The Cooperative Institute for Research to Operations in Hydrology (CIROH) is helping revolutionize water modeling with NextGen In A Box (NGIAB), a containerized, open-source tool that is making powerful hydrological simulation more accessible than ever.
Until recently, configuring localized water models using the Next Generation Water Resource Modeling framework required specialized knowledge and time-intensive setup. NGIAB changes that by streamlining the process into a 30-minute, ready-to-run package.

“By providing full control over model inputs, configurations and execution, NGIAB enables seamless deployment across personal laptop, cloud services and HPC environments,” said Patel, DevOps manager and enterprise architect for CIROH. “This solution empowers consortium members, partners and researchers to quickly set up and run simulations to drive innovation and push the boundaries of the field.”
At The University of Alabama, NGIAB supports a wide range of hydrologic research across the College of Engineering. Engineering doctoral student Savalan Naser Neisary is using the tool to explore drought-related patterns.
“The main goal of my research is to operationalize the National Water Model and NextGen framework by connecting them to water supply forecasting and long-term water planning under drought conditions,” Neisary said. “I used the NGIAB and its tools, such as calibration and preprocessing, to investigate how the NWM and its future version, NextGen, perform in the western United States with extensive water infrastructure under drought and low flow conditions, and how artificial intelligence can improve their performance.”

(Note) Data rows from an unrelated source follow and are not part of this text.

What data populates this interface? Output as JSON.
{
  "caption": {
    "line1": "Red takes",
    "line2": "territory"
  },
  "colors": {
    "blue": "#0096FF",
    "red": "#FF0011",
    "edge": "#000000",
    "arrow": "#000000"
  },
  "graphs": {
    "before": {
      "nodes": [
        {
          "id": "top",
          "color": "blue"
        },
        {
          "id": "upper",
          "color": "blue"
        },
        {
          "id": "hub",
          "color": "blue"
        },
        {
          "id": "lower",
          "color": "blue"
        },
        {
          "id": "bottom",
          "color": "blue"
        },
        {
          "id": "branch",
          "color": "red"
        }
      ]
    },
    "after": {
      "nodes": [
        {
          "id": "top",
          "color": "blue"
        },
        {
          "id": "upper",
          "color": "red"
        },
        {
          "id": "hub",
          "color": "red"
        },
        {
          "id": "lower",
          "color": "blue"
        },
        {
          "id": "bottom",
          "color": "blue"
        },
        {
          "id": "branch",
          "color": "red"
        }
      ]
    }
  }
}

Neisary’s research is mainly focused on the Great Salt Lake basin because the Great Salt Lake is suffering from drought and water regulation, resulting in a significant decline in lake elevation.
“I used NGIAB’s preprocessing tools, developed by Josh Cunningham, to prepare input datasets, such as precipitation, temperature, NWM retrospective data and watershed boundaries, as input for the PP-ML framework,” Neisary said. “I also used a calibration tool to calibrate NGIAB parameters and simulate the streamflow. The next steps will be to extend the study area to the Colorado River basin and conduct a similar analysis in Alabama with a focus on flood prediction and flood mapping using NGIAB predictions.”
Looking ahead, CIROH plans to further expand NGIAB’s capabilities. Upcoming enhancements will include new visualization tools, streamlined validation protocols and deeper integration with existing hydrological databases. These improvements aim to keep NGIAB at the center of next-generation water prediction systems.